Pero aun así, más tarde, ya casi rozando las doce, tía Ingrid dio la vuelta a aquel pestillo y entró.

—Mildred.

Mildred estaba más calmada. Tirada en el lecho, aún vestida, pero sereno el rostro, inmóviles los ojos.

—Mildred —susurró tía Ingrid casi feliz—. Me parece que... vamos a vernos libres de Gary.

¿Qué decía su tía? ¿Quería ella verse libre de aquel hombre? ¿Podría?

Ajena a sus pensamientos, la dama siguió diciendo:

—Estuve este anochecer en casa de Julie Kelley, la esposa del médico, ya sabes. Allí coloqué a los criados que despedí... Ya sabes la amistad que me une a Julie. Me dijo que estaba muy contenta. Que por la ciudad estaba corrida la voz de que Gary se casaba con Marga Dayton.

No..., no quería. ¿Por qué no se callaba su tía de una vez? ¿Por qué no se mordía la lengua?

Pero tía Ingrid, creyendo darle una satisfacción a su sobrina, seguía diciendo:

—Creo que esta tarde, después de las ocho, estuvieron bailando juntos en el Casino, muy amartelados.

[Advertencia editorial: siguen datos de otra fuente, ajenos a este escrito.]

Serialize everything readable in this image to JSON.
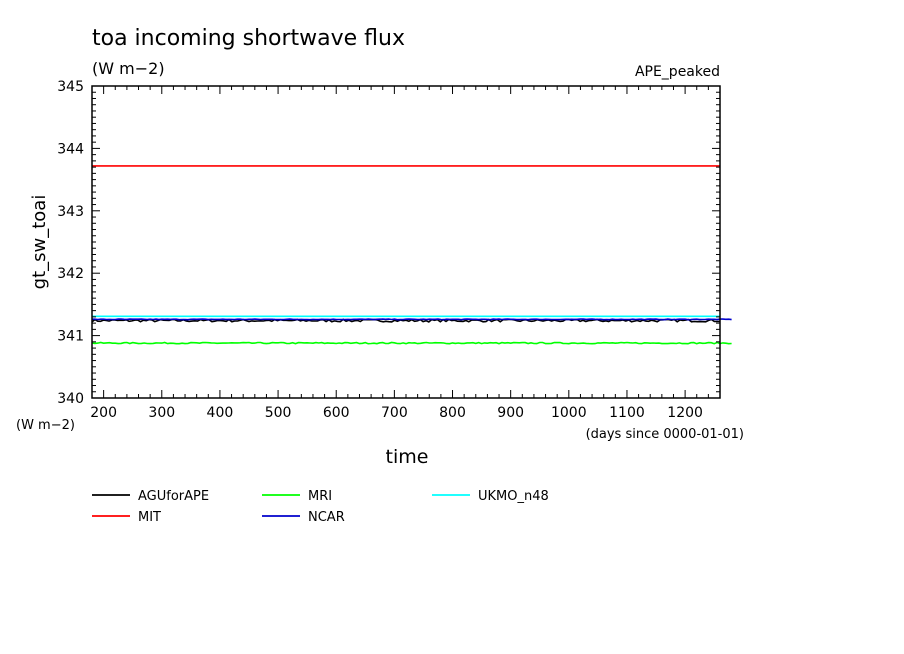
{
  "chart_data": {
    "type": "line",
    "title": "toa incoming shortwave flux",
    "units": "(W m−2)",
    "tag": "APE_peaked",
    "xlabel": "time",
    "x_units": "(days since 0000-01-01)",
    "ylabel": "gt_sw_toai",
    "y_units": "(W m−2)",
    "xlim": [
      180,
      1260
    ],
    "ylim": [
      340,
      345
    ],
    "x_ticks": [
      200,
      300,
      400,
      500,
      600,
      700,
      800,
      900,
      1000,
      1100,
      1200
    ],
    "y_ticks": [
      340,
      341,
      342,
      343,
      344,
      345
    ],
    "grid": false,
    "legend_position": "below",
    "series": [
      {
        "name": "AGUforAPE",
        "color": "#000000",
        "x": [
          180,
          1260
        ],
        "y": [
          341.24,
          341.24
        ],
        "noise": 0.02
      },
      {
        "name": "MIT",
        "color": "#ff0000",
        "x": [
          180,
          1260
        ],
        "y": [
          343.72,
          343.72
        ],
        "noise": 0
      },
      {
        "name": "MRI",
        "color": "#00ff00",
        "x": [
          180,
          1280
        ],
        "y": [
          340.88,
          340.88
        ],
        "noise": 0.01
      },
      {
        "name": "NCAR",
        "color": "#0000cc",
        "x": [
          180,
          1280
        ],
        "y": [
          341.26,
          341.26
        ],
        "noise": 0.005
      },
      {
        "name": "UKMO_n48",
        "color": "#00ffff",
        "x": [
          180,
          1260
        ],
        "y": [
          341.31,
          341.31
        ],
        "noise": 0
      }
    ]
  }
}
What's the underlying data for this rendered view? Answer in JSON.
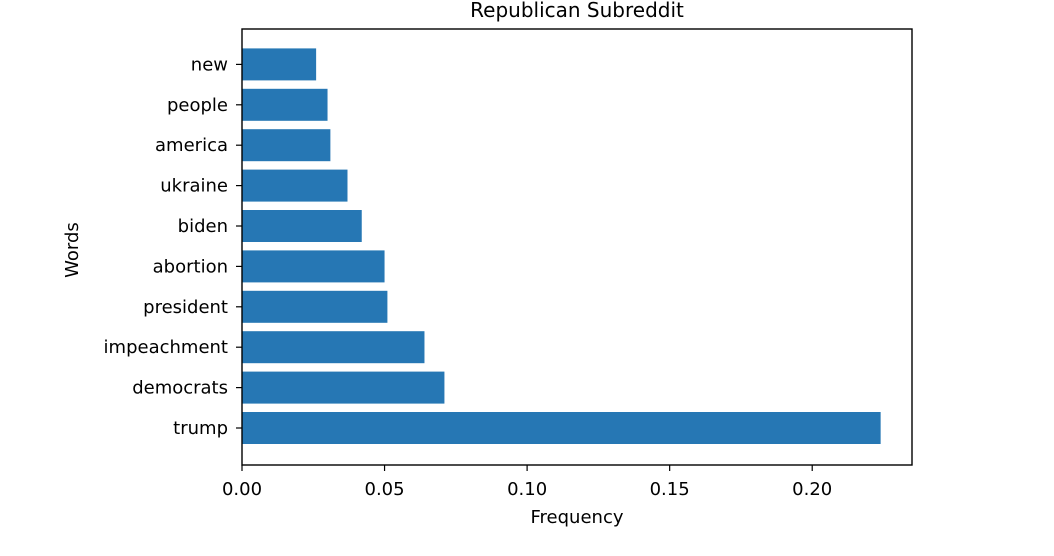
{
  "chart_data": {
    "type": "bar",
    "orientation": "horizontal",
    "title": "Republican Subreddit",
    "xlabel": "Frequency",
    "ylabel": "Words",
    "categories": [
      "trump",
      "democrats",
      "impeachment",
      "president",
      "abortion",
      "biden",
      "ukraine",
      "america",
      "people",
      "new"
    ],
    "values": [
      0.224,
      0.071,
      0.064,
      0.051,
      0.05,
      0.042,
      0.037,
      0.031,
      0.03,
      0.026
    ],
    "xlim": [
      0.0,
      0.235
    ],
    "xticks": [
      "0.00",
      "0.05",
      "0.10",
      "0.15",
      "0.20"
    ],
    "grid": false,
    "legend": "none",
    "colors": {
      "bar": "#2677b4",
      "axis": "#000000",
      "background": "#ffffff"
    }
  }
}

Me alegraría por ti, Mildred. Así podrías tú casarte con Jerry, y todas las pesadillas se desvanecerían.

¿Qué decía tía Ingrid? ¿Es que estaba loca? ¿Creía ella que iba a permitir que su... marido se casara con Marga?

—Déjame sola —pidió—. Por favor..., déjame sola.

Algo debió intuir la dama en aquella voz juvenil, se diría angustiosa, porque se puso en pie y salió silenciosamente.